I’ve always thought that the concepts behind Ender’s Game were pretty odd once you think too hard about them, but that the execution is brilliant. “Speaker for the Dead” has some great concepts, but isn’t as appealling a story.

I haven’t been able to think about the series in the same way since reading online debates over whether Ender was an intentional metaphor for Hitler.

Well, it’s not that I’m stupid or anything. I thought a twist was coming, but was expecting it to be more along the lines of:

  • The training facility is run by buggers to figure out how humans learn and fight

  • There are and never were any buggers

  • The buggers really were peaceful(this actually is kind of true in the end)

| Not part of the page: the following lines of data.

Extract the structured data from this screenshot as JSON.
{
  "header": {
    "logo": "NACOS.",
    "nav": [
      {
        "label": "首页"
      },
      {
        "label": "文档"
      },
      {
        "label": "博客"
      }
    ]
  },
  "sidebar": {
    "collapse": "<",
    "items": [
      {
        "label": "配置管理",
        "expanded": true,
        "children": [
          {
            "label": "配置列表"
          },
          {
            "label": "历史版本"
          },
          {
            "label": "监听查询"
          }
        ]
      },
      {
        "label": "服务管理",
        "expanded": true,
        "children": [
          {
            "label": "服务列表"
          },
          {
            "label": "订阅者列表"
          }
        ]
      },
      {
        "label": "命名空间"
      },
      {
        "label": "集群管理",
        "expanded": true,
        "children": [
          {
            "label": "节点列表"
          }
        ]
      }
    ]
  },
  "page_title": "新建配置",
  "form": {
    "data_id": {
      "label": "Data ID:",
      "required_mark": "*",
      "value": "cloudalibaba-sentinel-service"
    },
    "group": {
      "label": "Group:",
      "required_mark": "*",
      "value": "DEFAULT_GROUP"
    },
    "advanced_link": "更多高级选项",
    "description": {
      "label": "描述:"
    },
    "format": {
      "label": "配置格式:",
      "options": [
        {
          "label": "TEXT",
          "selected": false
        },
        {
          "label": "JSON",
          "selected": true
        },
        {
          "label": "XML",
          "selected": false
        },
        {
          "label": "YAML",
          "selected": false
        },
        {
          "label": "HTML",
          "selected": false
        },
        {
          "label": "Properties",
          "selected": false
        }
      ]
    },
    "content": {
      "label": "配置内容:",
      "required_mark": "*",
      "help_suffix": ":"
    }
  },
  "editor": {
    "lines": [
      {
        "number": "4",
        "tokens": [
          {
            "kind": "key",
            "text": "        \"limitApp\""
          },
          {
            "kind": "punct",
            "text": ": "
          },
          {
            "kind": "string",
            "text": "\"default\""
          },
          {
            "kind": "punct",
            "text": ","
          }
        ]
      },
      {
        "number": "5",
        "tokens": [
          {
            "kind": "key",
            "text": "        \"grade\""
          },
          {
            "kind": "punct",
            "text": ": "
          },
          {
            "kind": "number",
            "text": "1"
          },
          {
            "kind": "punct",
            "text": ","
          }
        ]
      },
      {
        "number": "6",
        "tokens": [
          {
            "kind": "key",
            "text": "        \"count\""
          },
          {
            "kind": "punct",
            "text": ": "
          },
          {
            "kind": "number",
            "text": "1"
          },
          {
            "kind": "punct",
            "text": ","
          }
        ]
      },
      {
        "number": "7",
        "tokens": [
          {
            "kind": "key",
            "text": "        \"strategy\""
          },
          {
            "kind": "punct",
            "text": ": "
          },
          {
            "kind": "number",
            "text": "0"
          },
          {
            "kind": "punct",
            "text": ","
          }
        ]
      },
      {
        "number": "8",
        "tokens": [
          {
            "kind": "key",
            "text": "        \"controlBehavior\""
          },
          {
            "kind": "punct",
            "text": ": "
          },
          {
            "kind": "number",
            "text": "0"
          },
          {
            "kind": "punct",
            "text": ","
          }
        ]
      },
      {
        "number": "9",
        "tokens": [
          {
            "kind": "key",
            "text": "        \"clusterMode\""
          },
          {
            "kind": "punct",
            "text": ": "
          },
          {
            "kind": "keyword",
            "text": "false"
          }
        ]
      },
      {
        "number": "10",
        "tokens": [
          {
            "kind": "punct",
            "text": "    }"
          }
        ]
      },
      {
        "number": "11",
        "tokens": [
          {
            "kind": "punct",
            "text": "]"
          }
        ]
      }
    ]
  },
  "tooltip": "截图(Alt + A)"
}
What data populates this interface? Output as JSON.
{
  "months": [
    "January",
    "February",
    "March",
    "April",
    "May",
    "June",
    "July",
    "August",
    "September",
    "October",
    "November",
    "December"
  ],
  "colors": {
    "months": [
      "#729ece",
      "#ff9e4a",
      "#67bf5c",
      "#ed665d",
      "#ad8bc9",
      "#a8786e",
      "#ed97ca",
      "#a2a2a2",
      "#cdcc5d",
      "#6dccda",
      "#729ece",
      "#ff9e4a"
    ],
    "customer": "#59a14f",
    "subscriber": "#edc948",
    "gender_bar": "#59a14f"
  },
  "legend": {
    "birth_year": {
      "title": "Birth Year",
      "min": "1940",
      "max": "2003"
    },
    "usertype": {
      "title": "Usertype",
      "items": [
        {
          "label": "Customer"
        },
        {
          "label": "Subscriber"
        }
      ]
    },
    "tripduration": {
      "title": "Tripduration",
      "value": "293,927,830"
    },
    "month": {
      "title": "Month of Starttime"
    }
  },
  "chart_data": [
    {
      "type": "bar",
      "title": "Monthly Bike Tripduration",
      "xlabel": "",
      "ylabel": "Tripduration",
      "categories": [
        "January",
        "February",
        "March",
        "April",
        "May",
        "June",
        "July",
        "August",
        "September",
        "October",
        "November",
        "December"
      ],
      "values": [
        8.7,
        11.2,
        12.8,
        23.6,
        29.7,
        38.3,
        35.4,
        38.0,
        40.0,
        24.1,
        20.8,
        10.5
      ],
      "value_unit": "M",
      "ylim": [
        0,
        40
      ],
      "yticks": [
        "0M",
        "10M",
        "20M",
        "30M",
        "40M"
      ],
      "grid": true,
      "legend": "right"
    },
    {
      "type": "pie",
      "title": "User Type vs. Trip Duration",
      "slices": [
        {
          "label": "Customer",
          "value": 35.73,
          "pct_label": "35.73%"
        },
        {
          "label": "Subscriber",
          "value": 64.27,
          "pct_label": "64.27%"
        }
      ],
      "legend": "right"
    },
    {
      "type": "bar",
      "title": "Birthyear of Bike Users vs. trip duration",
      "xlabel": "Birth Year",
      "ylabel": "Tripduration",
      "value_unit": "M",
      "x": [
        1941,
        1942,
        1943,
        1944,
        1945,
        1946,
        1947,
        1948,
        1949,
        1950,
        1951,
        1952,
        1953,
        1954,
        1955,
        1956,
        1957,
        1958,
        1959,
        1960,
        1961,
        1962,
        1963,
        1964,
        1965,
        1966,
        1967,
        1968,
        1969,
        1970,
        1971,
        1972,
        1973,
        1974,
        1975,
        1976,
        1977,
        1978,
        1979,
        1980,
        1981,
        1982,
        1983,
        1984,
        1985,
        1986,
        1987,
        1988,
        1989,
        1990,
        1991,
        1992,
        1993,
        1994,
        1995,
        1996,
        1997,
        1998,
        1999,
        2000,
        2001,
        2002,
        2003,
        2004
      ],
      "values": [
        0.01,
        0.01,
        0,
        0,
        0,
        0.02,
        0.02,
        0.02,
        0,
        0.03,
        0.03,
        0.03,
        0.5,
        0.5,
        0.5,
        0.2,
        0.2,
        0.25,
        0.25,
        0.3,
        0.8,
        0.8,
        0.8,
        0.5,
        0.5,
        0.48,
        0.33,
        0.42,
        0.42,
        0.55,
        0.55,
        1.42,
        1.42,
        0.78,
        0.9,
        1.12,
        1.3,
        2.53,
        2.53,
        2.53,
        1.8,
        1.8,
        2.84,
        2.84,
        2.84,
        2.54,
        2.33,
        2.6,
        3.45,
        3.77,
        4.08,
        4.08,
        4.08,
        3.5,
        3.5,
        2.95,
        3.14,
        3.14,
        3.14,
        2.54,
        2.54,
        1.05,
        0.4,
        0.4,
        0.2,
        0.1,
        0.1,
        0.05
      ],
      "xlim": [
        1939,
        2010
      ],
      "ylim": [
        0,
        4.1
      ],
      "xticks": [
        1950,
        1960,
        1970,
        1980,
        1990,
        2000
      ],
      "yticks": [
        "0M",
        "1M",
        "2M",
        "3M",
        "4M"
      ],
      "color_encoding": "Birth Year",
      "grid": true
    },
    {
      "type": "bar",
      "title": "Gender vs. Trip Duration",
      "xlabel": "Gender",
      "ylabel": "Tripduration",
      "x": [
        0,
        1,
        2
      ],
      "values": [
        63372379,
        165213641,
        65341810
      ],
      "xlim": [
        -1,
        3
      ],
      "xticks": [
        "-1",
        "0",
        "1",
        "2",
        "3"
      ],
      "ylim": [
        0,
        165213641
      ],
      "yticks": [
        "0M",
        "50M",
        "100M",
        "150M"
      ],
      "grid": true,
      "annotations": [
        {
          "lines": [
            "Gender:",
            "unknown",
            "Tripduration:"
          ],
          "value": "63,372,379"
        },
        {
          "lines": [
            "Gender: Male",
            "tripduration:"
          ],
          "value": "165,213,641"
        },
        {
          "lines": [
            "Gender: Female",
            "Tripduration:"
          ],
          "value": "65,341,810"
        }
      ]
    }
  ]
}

I just didn’t see that specific twist, even though it seems obvious now I think about it.

Personally, I thought that Ender’s Game and Speaker for the Dead were both great (though, as others have said, in very different ways), but the recommendations and plot synopses I’ve seen for Children of the Mind and Xenocide have left me with no desire to read either of them.

Card has some great short fiction, too (I’ve long maintained that science fiction is really most at home in the short story, not the novel), such as “Dogwalker” and “An Eye for an Eye”.